The systemic impact of PHPT is far reaching, and surgical correction of PHPT offers chance for durable cure. As summarized in this article, population based studies support an association between increasing PTH levels and the incidence of hypertension, independent of the diagnosis of PHPT, although exact mechanism and causality are not clearly understood. Few large scale population studies focus on PHPT, but of those, data further support a link between PHPT, PTH levels, and hypertension. Although causality cannot be assigned, patients with PHPT are more likely to have concomitant cardiovascular morbidity, including hypertension, and have increased risk of cardiovascular mortality. Results of selected studies support improvement in blood pressure and/or the presence of hypertension after parathyroidectomy, whereas others fail to show change. The possibility of inadequate sample size or a misguided study population, variable follow-up time, and an asymmetric or nonlinear effect of PTH amongst patients with or without hypertension are only a few of the many potential confounders, in addition to the multifactorial nature of hypertension and cardiovascular disease.
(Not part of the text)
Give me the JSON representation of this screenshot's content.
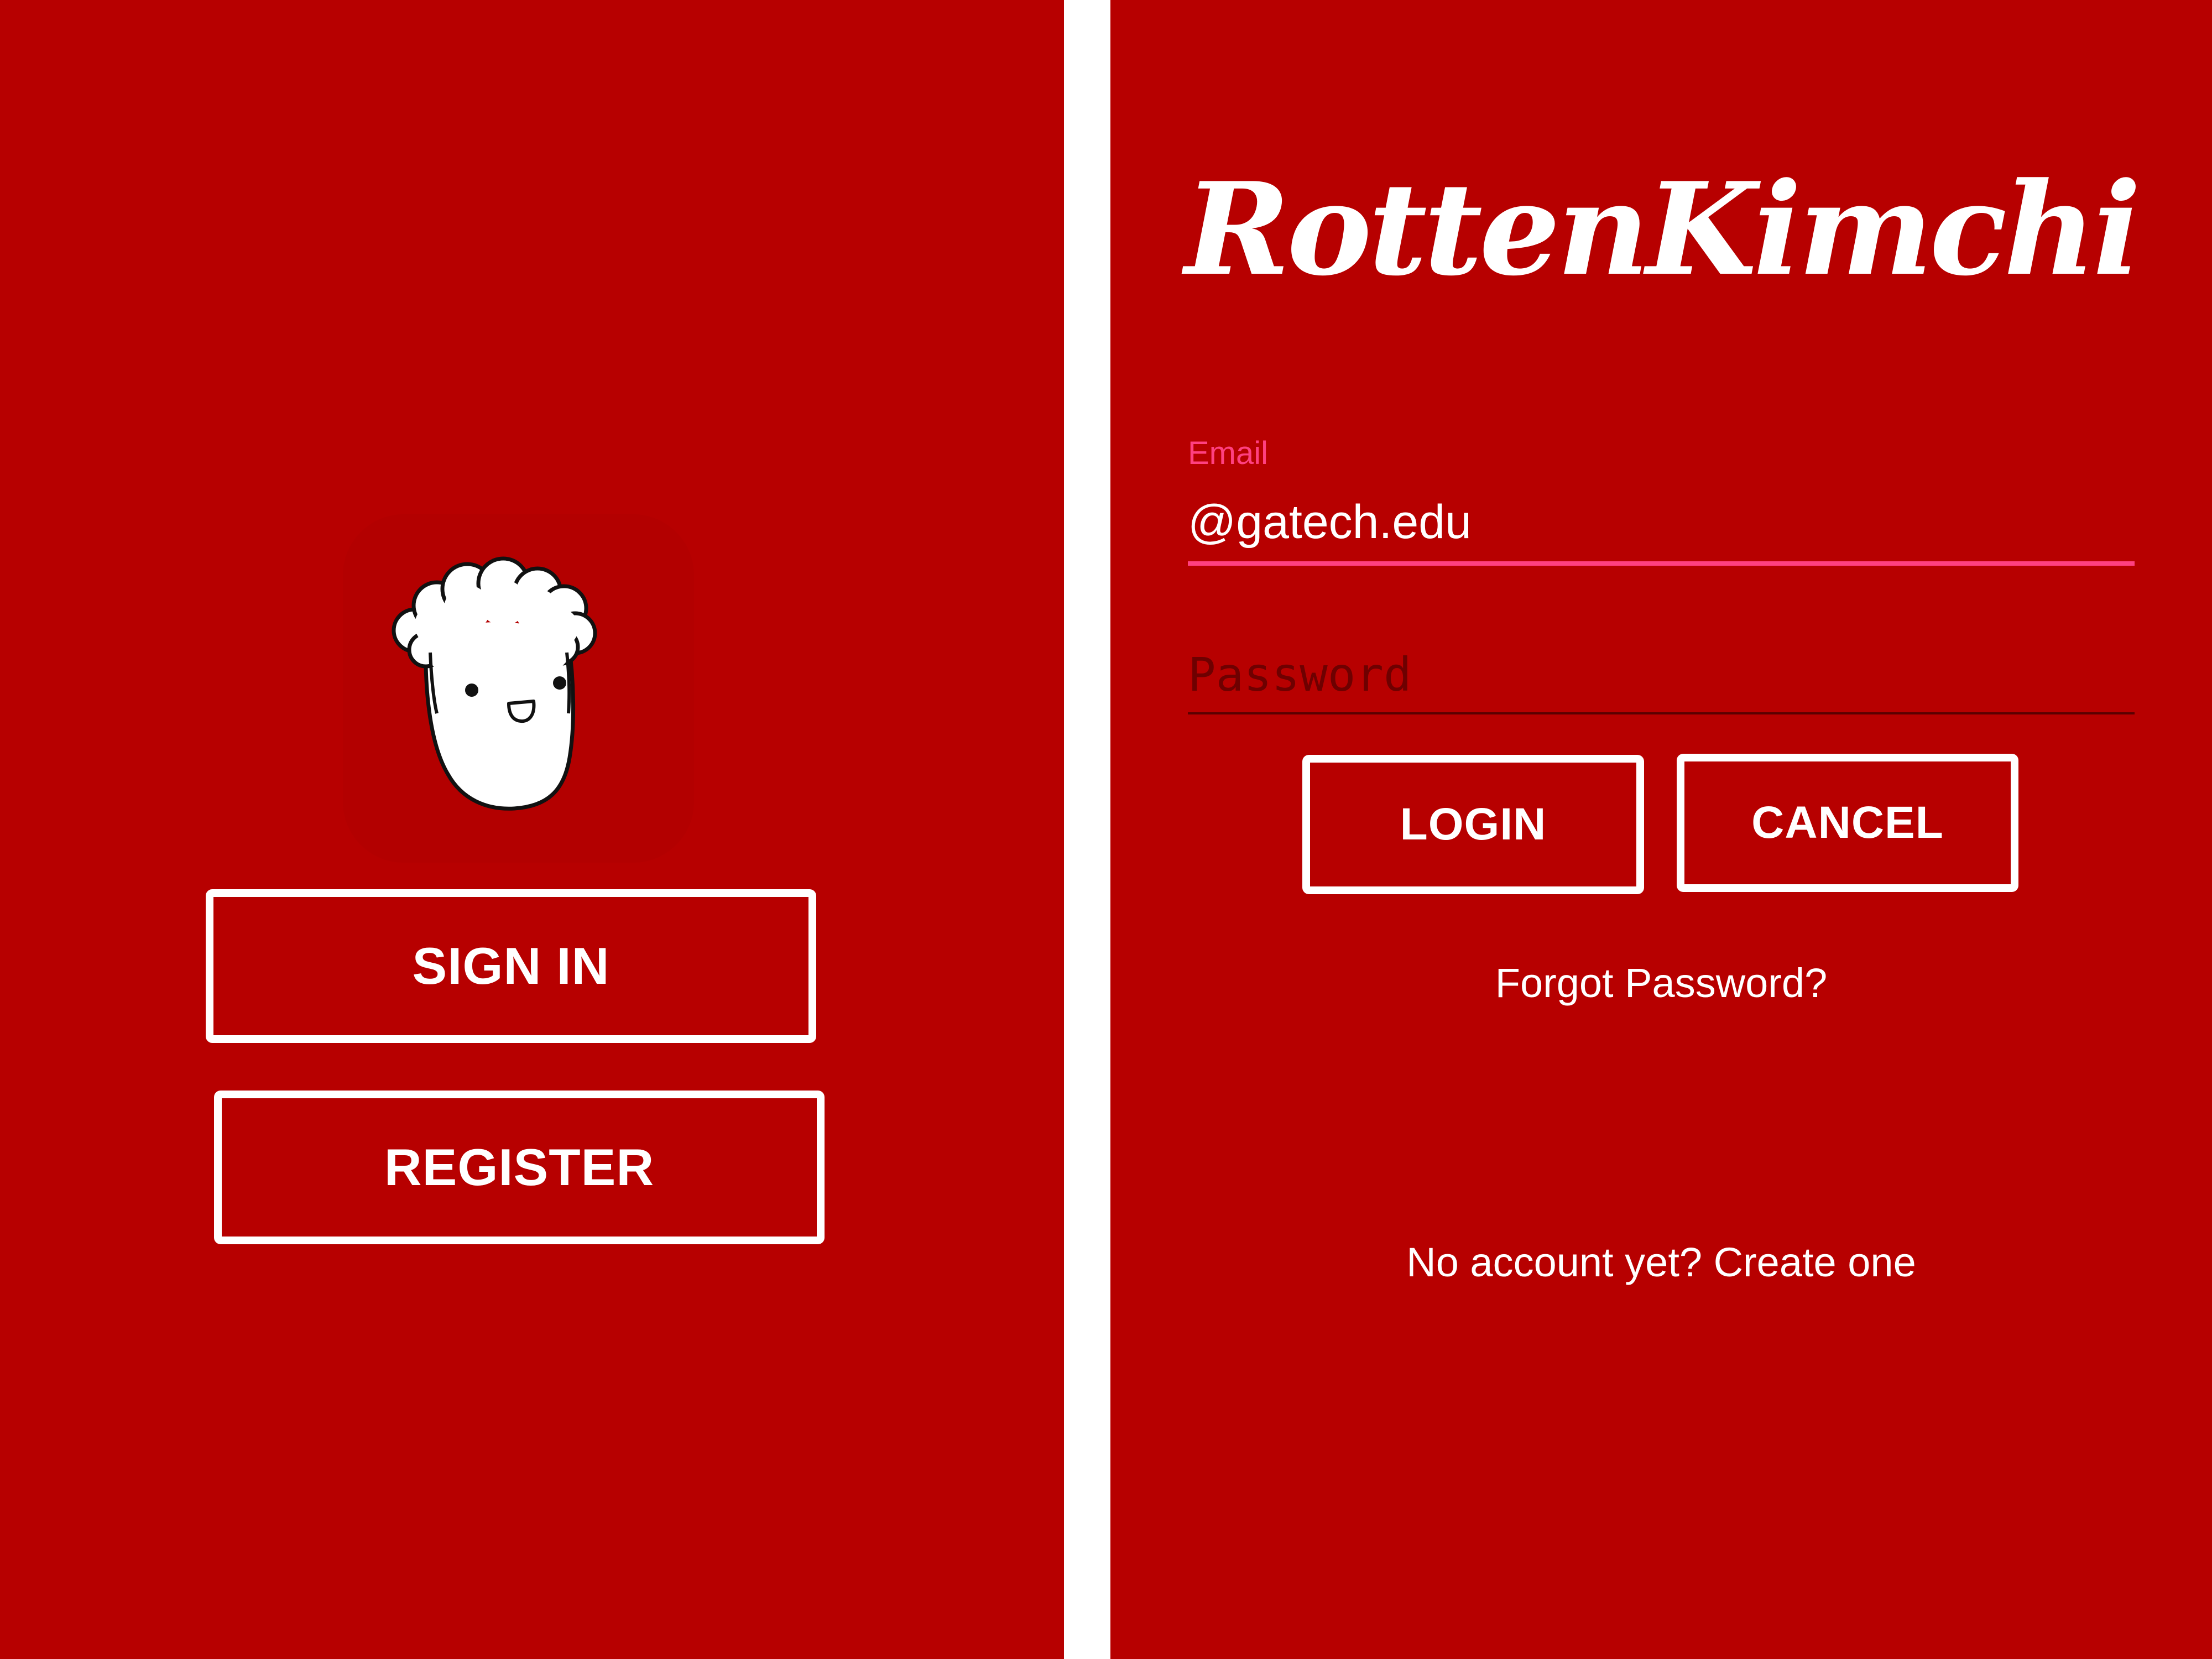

The authors propose that the observed increased cardiovascular risk in patients with PHPT is a combination of traditional cardiovascular risk factors and effects of elevated calcium and PTH. It is plausible that the driving force of traditional cardiovascular risk factors in patients with PHPT may mask or diminish any treatment effect of parathyroidectomy, particularly in those patients with mild disease.
Conflicts of Interest: The authors have no conflicts of interest to declare.